Depuis peu, Rodier laissait Blin assister aux premiers rendez-vous avec les clients ; rares étaient ceux qui y trouvaient à redire. Il se mettait dans un coin, les bras croisés, écoutait sans jamais intervenir, cachait comme il pouvait sa nervosité derrière un sourire de pro, jouant le type qui peut tout entendre parce qu’il en a vu d’autres. Mais il n’avait jamais rien entendu de la sorte, c’était même la toute première fois qu’il se trouvait confronté à un bizarre matériau humain où le désarroi côtoyait la rage, l’avidité la candeur, la grandeur d’âme la vengeance. Trois jours plus tôt, ils avaient reçu Me Vano, un avocat d’affaires qui faisait régulièrement appel aux services de Rodier pour se renseigner sur la fiabilité des individus en passe de s’associer avec ses clients. La prudence de Me Vano était souvent récompensée, comme cette fois : le dénommé Damien Lefaure n’en était pas à sa première escroquerie.
En quarante-huit heures, Rodier et Blin en savaient long sur le personnage. Lefaure avait obtenu, à seize ans et un jour, le statut de « mineur émancipé » pour créer sa première société : Synenum, mise en liquidation cinq ans plus tard pour actif insuffisant. Il apparaissait dans plusieurs sociétés plus ou moins fictives de vidéo, de sponsoring, et dans trois agences de mannequins dont aucune fille n’avait jamais décroché un seul contrat dans le monde de la mode. Sa dette fiscale s’élevait à deux millions de francs, et pour pouvoir continuer à exercer, il s’était fait déclarer « incapable majeur ». Étant désormais sous tutelle, seul le nom de sa femme apparaissait dans les papiers officiels. De surcroît, il était sous étroite surveillance administrative, sans parler de celle du cabinet Rodier, depuis deux jours. Blin et Rodier connaissaient tous ses numéros de compte, le nombre et la valeur de ses actions, l’ensemble de ses sociétés, les adresses de ses gérants et administrateurs ; ils le soupçonnaient même d’avoir des intérêts dans un réseau de prostitution via Internet, mais ça restait une rumeur et ça n’apparaîtrait pas dans le rapport que Rodier devait remettre le lendemain à Me Vano.

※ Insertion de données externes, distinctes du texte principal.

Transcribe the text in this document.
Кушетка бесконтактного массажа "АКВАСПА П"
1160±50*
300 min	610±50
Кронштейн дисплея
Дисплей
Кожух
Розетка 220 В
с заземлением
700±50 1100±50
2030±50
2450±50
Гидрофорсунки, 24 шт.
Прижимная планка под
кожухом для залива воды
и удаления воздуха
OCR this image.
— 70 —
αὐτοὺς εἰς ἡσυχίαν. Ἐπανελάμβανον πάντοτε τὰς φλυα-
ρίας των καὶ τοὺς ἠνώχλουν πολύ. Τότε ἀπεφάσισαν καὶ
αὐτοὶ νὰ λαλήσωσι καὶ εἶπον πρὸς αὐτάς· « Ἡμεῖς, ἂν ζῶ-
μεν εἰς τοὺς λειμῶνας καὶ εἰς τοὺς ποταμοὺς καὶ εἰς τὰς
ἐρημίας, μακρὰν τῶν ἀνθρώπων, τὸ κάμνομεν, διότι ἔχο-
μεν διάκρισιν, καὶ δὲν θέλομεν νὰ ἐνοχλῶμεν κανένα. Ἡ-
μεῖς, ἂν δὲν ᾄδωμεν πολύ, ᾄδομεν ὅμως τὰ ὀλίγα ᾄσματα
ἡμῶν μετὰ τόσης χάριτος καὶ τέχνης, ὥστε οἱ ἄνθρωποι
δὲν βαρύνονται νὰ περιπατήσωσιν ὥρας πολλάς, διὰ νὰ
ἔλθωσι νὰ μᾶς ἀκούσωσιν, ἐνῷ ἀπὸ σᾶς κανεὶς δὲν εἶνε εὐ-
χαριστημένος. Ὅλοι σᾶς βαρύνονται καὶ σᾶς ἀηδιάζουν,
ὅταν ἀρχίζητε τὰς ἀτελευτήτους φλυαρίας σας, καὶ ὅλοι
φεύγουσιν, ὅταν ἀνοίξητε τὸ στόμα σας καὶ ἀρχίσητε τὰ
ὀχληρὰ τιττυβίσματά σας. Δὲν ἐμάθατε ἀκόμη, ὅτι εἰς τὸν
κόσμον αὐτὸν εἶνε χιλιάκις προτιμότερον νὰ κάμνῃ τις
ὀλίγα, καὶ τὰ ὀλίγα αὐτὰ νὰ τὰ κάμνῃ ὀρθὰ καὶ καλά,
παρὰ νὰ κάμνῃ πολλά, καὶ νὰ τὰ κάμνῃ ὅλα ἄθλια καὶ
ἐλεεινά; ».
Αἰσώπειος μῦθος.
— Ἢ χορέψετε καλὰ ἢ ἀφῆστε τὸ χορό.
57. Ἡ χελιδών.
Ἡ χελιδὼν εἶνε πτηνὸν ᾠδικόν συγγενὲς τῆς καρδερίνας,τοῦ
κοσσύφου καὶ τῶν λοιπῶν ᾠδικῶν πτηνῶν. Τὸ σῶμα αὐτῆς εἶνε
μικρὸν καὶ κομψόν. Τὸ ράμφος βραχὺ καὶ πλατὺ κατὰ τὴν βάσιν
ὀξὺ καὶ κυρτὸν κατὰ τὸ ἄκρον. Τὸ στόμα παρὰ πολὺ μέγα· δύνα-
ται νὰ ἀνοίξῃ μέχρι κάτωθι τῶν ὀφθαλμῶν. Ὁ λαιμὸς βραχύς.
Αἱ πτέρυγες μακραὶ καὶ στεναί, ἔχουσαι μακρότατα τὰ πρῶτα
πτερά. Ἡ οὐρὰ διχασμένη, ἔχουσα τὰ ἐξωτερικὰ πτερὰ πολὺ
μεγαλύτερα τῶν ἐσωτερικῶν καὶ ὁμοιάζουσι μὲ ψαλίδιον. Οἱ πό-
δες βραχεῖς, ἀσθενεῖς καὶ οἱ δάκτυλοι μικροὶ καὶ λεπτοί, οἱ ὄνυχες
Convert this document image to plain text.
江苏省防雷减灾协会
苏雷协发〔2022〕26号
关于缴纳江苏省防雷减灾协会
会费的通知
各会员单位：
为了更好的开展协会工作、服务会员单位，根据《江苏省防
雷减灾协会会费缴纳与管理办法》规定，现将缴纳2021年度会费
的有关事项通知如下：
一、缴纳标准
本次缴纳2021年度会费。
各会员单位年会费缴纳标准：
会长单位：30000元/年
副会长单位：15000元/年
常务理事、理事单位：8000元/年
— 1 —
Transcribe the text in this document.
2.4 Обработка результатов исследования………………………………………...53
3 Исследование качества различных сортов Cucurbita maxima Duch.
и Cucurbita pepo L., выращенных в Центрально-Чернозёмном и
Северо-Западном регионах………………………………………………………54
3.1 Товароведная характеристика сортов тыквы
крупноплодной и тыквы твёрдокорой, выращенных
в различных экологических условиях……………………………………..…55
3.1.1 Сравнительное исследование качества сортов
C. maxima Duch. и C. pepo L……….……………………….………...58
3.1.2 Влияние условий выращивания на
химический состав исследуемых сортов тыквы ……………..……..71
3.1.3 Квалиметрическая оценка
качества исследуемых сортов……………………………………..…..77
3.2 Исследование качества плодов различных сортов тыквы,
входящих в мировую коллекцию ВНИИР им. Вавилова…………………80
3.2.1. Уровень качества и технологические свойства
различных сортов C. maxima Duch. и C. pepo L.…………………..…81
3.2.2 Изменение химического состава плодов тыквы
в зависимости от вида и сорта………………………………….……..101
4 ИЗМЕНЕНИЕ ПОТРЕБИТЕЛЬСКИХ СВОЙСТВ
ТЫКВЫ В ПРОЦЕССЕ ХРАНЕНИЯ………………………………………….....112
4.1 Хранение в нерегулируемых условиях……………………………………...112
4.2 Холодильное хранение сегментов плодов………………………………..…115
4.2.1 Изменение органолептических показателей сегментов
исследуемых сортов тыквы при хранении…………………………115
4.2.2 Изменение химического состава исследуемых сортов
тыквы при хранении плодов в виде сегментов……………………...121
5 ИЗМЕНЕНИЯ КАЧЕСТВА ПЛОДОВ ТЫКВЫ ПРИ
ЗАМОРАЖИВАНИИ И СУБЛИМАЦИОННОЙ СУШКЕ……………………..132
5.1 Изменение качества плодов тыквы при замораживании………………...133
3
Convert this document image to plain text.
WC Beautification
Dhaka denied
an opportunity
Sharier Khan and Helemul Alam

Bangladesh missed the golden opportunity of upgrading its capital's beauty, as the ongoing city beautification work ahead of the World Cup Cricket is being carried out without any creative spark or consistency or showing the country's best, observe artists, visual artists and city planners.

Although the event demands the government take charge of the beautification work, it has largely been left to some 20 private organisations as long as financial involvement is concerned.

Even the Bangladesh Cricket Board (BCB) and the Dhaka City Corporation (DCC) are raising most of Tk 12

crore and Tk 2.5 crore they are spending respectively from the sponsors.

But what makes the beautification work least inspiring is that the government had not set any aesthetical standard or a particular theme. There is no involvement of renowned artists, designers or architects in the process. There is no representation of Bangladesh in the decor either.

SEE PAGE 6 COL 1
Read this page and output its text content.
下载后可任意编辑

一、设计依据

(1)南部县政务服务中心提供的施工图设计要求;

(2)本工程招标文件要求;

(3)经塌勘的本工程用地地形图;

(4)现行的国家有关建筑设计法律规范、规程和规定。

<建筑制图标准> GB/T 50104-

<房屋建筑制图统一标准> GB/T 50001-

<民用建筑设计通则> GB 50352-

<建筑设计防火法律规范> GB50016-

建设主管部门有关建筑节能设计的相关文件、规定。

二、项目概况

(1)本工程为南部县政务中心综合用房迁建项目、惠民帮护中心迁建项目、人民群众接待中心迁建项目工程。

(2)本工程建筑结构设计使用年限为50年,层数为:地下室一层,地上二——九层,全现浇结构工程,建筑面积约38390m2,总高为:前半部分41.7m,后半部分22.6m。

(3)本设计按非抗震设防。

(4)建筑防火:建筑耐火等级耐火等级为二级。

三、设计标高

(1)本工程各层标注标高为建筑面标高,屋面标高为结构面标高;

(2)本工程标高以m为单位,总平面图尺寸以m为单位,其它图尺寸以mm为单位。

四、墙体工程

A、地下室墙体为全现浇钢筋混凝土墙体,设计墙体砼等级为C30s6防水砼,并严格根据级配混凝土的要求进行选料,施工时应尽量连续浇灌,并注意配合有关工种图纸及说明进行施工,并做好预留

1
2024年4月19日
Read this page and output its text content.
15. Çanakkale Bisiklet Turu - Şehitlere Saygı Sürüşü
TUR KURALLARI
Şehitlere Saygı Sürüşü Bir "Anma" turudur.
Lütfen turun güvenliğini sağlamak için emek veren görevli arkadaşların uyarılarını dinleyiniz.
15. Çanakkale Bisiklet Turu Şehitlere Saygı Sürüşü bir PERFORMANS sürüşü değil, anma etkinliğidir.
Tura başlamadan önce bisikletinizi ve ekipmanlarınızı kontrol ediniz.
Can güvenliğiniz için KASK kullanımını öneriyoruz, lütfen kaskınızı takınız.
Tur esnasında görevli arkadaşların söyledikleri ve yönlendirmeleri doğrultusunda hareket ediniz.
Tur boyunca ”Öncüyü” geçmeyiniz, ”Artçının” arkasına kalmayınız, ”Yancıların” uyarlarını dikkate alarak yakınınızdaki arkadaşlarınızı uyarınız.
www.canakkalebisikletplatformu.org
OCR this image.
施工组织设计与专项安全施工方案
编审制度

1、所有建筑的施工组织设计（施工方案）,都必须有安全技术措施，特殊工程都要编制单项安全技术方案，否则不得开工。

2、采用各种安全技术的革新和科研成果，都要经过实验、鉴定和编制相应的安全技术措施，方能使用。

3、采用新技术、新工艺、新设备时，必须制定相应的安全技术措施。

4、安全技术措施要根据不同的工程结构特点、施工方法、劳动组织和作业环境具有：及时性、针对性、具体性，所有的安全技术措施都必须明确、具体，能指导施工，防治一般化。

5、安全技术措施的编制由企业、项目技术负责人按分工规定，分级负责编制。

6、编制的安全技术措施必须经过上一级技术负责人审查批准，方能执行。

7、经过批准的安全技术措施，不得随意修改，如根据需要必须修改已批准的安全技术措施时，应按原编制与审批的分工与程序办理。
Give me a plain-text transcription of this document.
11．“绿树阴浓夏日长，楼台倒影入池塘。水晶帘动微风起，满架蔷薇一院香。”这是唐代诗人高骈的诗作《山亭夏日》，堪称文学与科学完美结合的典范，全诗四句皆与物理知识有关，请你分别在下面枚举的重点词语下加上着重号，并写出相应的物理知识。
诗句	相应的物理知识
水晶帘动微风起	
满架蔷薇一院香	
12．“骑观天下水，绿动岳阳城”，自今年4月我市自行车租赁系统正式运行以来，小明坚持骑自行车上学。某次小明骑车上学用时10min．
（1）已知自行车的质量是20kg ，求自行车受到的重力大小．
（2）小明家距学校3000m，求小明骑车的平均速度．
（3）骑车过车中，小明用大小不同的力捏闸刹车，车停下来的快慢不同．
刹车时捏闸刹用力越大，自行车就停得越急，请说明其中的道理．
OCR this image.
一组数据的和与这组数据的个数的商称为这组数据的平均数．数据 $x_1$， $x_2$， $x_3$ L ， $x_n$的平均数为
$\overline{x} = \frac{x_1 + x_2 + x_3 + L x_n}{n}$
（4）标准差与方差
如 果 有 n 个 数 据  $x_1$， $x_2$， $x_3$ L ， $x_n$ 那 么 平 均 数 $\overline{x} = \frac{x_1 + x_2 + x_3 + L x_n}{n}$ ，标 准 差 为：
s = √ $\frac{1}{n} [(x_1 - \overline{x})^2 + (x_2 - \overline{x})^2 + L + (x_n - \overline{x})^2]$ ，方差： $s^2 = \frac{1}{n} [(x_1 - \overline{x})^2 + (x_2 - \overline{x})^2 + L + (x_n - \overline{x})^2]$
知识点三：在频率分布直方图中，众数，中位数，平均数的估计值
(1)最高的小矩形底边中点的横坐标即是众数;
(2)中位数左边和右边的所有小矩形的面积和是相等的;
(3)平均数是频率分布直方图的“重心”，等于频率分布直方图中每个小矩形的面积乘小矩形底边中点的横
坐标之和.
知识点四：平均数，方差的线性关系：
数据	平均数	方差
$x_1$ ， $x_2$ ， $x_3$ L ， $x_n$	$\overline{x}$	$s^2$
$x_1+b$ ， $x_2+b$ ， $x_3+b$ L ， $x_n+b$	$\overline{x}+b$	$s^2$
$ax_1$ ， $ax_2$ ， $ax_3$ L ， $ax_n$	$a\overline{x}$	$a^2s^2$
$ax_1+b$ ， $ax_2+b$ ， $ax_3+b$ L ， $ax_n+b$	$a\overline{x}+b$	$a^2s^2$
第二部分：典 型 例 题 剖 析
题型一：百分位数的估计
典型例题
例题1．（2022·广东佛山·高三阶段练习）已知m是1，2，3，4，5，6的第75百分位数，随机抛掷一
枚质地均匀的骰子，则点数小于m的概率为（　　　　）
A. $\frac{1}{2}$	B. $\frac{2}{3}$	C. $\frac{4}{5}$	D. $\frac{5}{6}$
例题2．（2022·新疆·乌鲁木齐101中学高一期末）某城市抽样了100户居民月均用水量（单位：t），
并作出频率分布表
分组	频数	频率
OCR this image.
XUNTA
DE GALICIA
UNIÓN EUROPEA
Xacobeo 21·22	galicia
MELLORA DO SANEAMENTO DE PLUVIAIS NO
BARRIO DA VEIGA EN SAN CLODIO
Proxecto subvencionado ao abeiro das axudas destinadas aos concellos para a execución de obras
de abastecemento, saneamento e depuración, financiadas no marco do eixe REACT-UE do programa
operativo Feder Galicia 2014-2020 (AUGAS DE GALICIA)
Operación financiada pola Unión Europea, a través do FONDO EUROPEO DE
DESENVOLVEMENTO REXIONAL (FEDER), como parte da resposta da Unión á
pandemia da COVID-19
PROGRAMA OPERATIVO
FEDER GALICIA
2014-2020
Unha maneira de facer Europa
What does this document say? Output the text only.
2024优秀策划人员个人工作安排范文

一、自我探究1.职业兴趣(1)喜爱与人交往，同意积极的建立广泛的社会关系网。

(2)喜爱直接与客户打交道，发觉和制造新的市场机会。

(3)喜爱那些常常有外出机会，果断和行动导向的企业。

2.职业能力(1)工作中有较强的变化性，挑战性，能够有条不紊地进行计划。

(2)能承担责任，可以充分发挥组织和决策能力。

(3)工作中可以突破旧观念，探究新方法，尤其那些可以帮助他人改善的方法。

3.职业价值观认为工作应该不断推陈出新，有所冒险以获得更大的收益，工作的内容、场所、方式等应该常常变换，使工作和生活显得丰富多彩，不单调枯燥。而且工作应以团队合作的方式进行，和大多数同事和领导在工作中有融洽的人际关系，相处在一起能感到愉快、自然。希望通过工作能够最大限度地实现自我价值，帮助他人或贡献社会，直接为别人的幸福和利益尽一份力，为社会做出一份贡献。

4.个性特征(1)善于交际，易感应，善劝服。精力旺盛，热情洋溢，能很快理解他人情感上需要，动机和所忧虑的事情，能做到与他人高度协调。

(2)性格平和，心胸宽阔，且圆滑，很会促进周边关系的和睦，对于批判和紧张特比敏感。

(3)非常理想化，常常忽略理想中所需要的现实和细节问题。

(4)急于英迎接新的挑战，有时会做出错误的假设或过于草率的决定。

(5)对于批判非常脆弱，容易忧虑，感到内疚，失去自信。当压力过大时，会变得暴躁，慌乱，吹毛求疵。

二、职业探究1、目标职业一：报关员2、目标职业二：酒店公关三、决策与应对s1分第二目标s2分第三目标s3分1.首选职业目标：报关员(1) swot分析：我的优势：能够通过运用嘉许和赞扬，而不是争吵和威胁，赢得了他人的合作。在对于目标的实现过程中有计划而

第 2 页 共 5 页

— Ce type est passé du statut de « mineur émancipé » à celui d’« incapable majeur » comme s’il n’avait jamais connu l’âge adulte, dit Blin.
— Après tout, c’est peut-être ça, un escroc, fit Rodier.
— Dans mon atelier d’encadrement, j’étais plutôt celui qui se faisait arnaquer par les clients. Même le fisc me soupçonnait ; un excès d’honnêteté, ça cachait sûrement quelque chose. Il y a des jours où j’aurais voulu avoir les tripes d’un Lefaure.
— Tu parles, c’est juste un voleur de poules.
— C’est ce que vous allez écrire dans votre rapport ? Lefaure est un voleur de poules ?
Malgré leur complicité, le disciple ne parvenait pas à tutoyer le maître, pas plus qu’il ne l’appelait par son prénom. Rodier ne comprenait pas ces simagrées.
— Je n’écrirai rien dans ce rapport, c’est toi qui vas le faire.
— Moi ?
— Il faudra bien que tu t’y mettes un jour, non ?
Rodier demanda l’addition et refusa pour la énième fois de partager avec Thierry.
— Alors, ce rapport, demanda Rodier, dans trois heures sur mon bureau ?
— Pas avant 19 heures, j’ai un truc à faire avant.
Rodier ne demanda pas quoi. Il ne s’intéressait aux affaires des autres que s’il était payé pour ça.
La clinique du docteur Joust n’avait pas grand-chose de commun avec les précédentes. Dans un quartier résidentiel à quelques centaines de mètres de la porte Maillot, on la devinait à peine derrière un mur d’enceinte recouvert de lierre.
Pour s’engager à lui refaire une tête, Joust n’avait eu aucun besoin de l’histoire que Blin s’était senti obligé de lui servir. Il avait joué l’angoissé, persuadé de sa laideur, il était même allé jusqu’à comparer le rejet de son visage à l’envie de voir brûler une maison dans laquelle on a été malheureux. Le seul moyen de se débarrasser, symboliquement, de ce passé, c’était de voir la baraque s’écrouler dans les flammes. Au détour d’une phrase, il comprit qu’il ne mentait plus et en eut des sueurs froides.
— Soit dit entre nous, monsieur Vermeiren, vous ne m’empêcherez pas de penser qu’il y a de la dysmorphophobie là-dedans. Vous ne vous voyez pas tel que vous êtes.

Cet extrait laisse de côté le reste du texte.